Parallel substrates and broader effects. Sacubitrilat-mediated NEP inhibition also prevents breakdown of adrenomedullin and substance P, contributing to additional vasodilation and possible cardioprotective effects. These non-natriuretic-peptide substrates — bradykinin, substance P, and adrenomedullin — may contribute meaningfully to sacubitril/valsartan's efficacy beyond natriuretic peptide augmentation alone. Mechanistic studies in HFrEF patients also reveal that sacubitril/valsartan downregulates miR-425 and miR1-3p, restoring proANP processing and increasing levels of multiple proANP-derived bioactive peptides by mechanisms beyond direct NEP inhibition.

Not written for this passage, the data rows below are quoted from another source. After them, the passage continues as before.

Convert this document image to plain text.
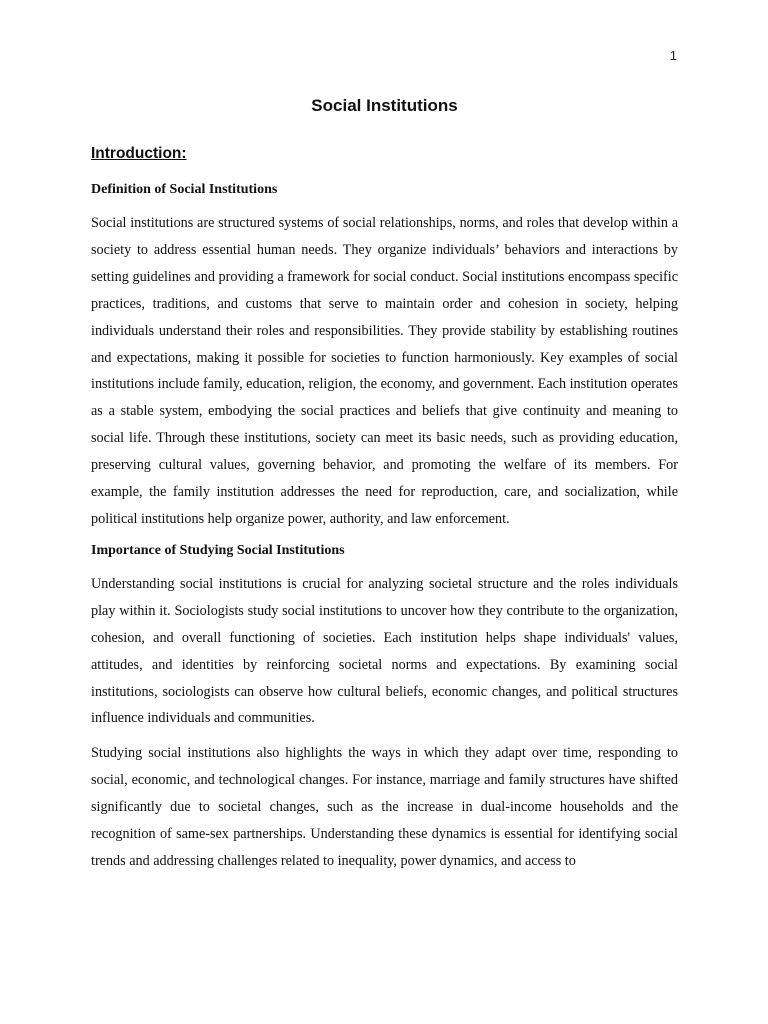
1
Social Institutions
Introduction:
Definition of Social Institutions

Social institutions are structured systems of social relationships, norms, and roles that develop within a society to address essential human needs. They organize individuals’ behaviors and interactions by setting guidelines and providing a framework for social conduct. Social institutions encompass specific practices, traditions, and customs that serve to maintain order and cohesion in society, helping individuals understand their roles and responsibilities. They provide stability by establishing routines and expectations, making it possible for societies to function harmoniously. Key examples of social institutions include family, education, religion, the economy, and government. Each institution operates as a stable system, embodying the social practices and beliefs that give continuity and meaning to social life. Through these institutions, society can meet its basic needs, such as providing education, preserving cultural values, governing behavior, and promoting the welfare of its members. For example, the family institution addresses the need for reproduction, care, and socialization, while political institutions help organize power, authority, and law enforcement.

Importance of Studying Social Institutions

Understanding social institutions is crucial for analyzing societal structure and the roles individuals play within it. Sociologists study social institutions to uncover how they contribute to the organization, cohesion, and overall functioning of societies. Each institution helps shape individuals' values, attitudes, and identities by reinforcing societal norms and expectations. By examining social institutions, sociologists can observe how cultural beliefs, economic changes, and political structures influence individuals and communities.

Studying social institutions also highlights the ways in which they adapt over time, responding to social, economic, and technological changes. For instance, marriage and family structures have shifted significantly due to societal changes, such as the increase in dual-income households and the recognition of same-sex partnerships. Understanding these dynamics is essential for identifying social trends and addressing challenges related to inequality, power dynamics, and access to
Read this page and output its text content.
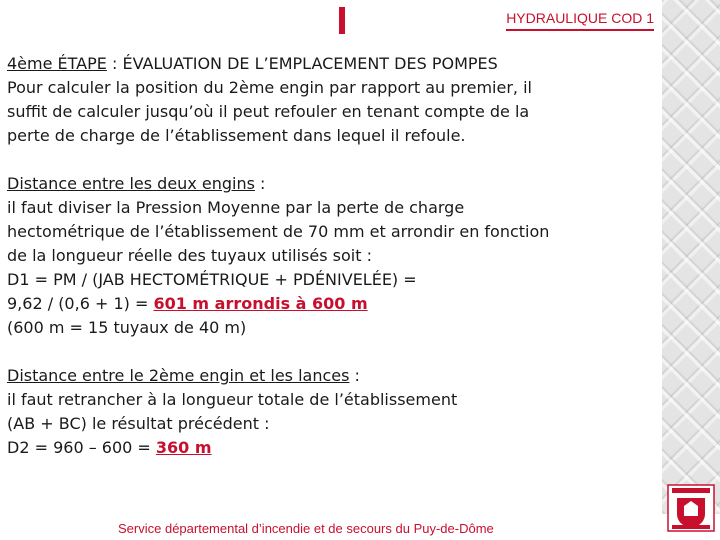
HYDRAULIQUE COD 1

4ème ÉTAPE : ÉVALUATION DE L’EMPLACEMENT DES POMPES

Pour calculer la position du 2ème engin par rapport au premier, il

suffit de calculer jusqu’où il peut refouler en tenant compte de la

perte de charge de l’établissement dans lequel il refoule.

Distance entre les deux engins :

il faut diviser la Pression Moyenne par la perte de charge

hectométrique de l’établissement de 70 mm et arrondir en fonction

de la longueur réelle des tuyaux utilisés soit :

D1 = PM / (JAB HECTOMÉTRIQUE + PDÉNIVELÉE) =

9,62 / (0,6 + 1) = 601 m arrondis à 600 m

(600 m = 15 tuyaux de 40 m)

Distance entre le 2ème engin et les lances :

il faut retrancher à la longueur totale de l’établissement

(AB + BC) le résultat précédent :

D2 = 960 – 600 = 360 m

Service départemental d’incendie et de secours du Puy-de-Dôme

The clinical translation of these converging molecular events was demonstrated in PARADIGM-HF, where the dual mechanism — enhanced natriuretic peptide signaling plus RAAS suppression — reduced cardiovascular death or heart failure hospitalization by 20% and all-cause mortality by 16% compared with enalapril. This dual action addresses two principal pathophysiological drivers of heart failure: chronic activation of the renin-angiotensin-aldosterone system and attenuated sensitivity to natriuretic peptides — a combination that produces greater neurohormonal modulation than either mechanism alone can achieve.